While his touring schedule has been interrupted by his well-publicised fall at home, a bout with pneumonia, ongoing complications from a 2003 neck injury, plus the Parkinson’s diagnosis, Ozzy has been active again as a recording artist, with a Top 10 single with Post Malone and Travis Scott last year, ‘Take What You Want’, and the coming February 21st release of hais first new solo album in a decade, ‘Ordinary Man’.

This unexpected creative regeneration happened when Ozzy was at his lowest, convalescing at home and bedridden most of the time. Walking was difficult and he rarely left the house but then he got an invitation to appear on a song with chart-topping rapper Post Malone.

“My response to that was, who is Post Malone?” he recalls. “What kind of a name is that?”

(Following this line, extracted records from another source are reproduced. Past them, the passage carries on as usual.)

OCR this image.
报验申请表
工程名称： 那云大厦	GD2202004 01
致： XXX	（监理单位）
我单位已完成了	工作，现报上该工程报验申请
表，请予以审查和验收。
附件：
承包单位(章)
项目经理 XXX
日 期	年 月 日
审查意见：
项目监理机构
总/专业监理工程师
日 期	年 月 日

“It got me out of my misery,” Ozzy says now of the recording session. “It saved my life.”

Osbourne asked ‘Take What You Want’ producer Andrew Watt to produce a full album for him, and the guitarist-producer quickly lined up Red Hot Chili Peppers drummer Chad Smith and bassist Duff McKagan of Guns N’ Roses for the project. The three musicians wrote and recorded all the music for the album in four days.

“I got those guys over to the house the next day and we made an album’s worth of music in a blur. Everyone was on fire,” Watt recalled.

“I was coming up with a song a day,” says Ozzy, noting that on past albums, the creative process was often drawn out, jamming with his band and sketching out ideas. “Normally, we would go, ‘Let’s just live with this track for a few hours,’ which ended up being days, which ended up being weeks. This was just bang, bang, bang.”

The first song written was the title track, which includes the autobiographical lyrics: “Yes, I’ve been a bad guy / Been higher than the blue sky / I’ve made momma cry / Don’t know why I’m still alive.”

“If anyone has lived the debauched rock’n’roll lifestyle,” Ozzy admits, “I suppose it’s me.”

And apparently he’s already planning the next album. Watch out for the release of ‘Ordinary Man’ next Friday, 21st February 2020, a decade on from his last offering, ‘Scream’.